Six Characters in Search of an Author is play in which the dramatic truth is juxtaposed with immediate reality. Actors play actors, for example, while directors coach actors to play directors. The lines between performance and reality are crossed. For me, the ideas were constantly in translation as well. Yours truly was tasked with sub-titling the originally Italian text of the play (which is performed in French) into English. Ultimately, the goal for everyone involved, the director, the ensemble, and myself, was the same: To connect the inner life of the play to the outer life of the audience.
La culture ne marche pas!
I spent two weeks in Italy (turns out speaking Spanish with an Italian inflection doesn’t actually mean you can speak Italian), and upon my return to Paris, I found culture in distress. “Culture,” substantially subsidized by the government and also supported by patrons, was immobilized and in peril due to some impending changes. To put it simply, recent overhauls to labor laws were to compromise the financial security, primarily through alterations to unemployment benefits, of “gypsy” professionals (including actors and stage hands), changing a system which (although not without faults) had long kept the performing arts alive, thriving, and, more importantly, relevant to the society.
The strongest impact on Théâtre de la Ville occurred during its annual city-wide performing arts festival Chantiers d’Europe. The festival saw various performances, all brought from abroad, cancelled as theater venues around the city shut down as part of a strike. TDLV, however remained strong. I learned perhaps my biggest lesson from [Théâtre de la Ville director] Emmanuel Demarcy-Mota when I saw him rally and inspire the company to, instead of shutting down the power of the stage at this time of turmoil, take advantage of the theater’s influence on the city and its audiences. In July, the façade of the theater was crossed with a large white “X” of defiance.
In the midst of the strikes came the opening night for a sold-out run of Pina Bausch – Wuppertal Tanztheatre, a yearly visitor and old friend of TDLV. The company was to perform the “wall”-breaking (both literally and figuratively) Palermo, Palermo. Dramatic truth came from an unexpected place in the bravest and most honest theatrical moment I got to witnessed in France.
The co-head of the theater, Michael Chase, a reserved man of soft-spoken, tactful, iron words stood center-stage along his company in front of a full house. He softly said that without the workers of the theater, “La culture ne marche pas.” He bent down towards his signature red shoes, untied and removed one of them. He took a step forward as the rest of the company followed his actions.

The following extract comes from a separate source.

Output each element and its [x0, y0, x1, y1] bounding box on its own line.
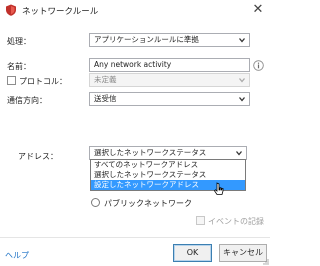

Later, at the end of the performance, the dancers invited the stagehands, who had built for them, everyday, a brick wall that spanned the proscenium arch, and which tumbled and consequently needed rearranging by the stagehands mid-performance in plain view of the audience, to the stage. They joined the dancers. Everyone took a bow, every single one of them an artist without which “culture wouldn’t move”. And then the curtain fell.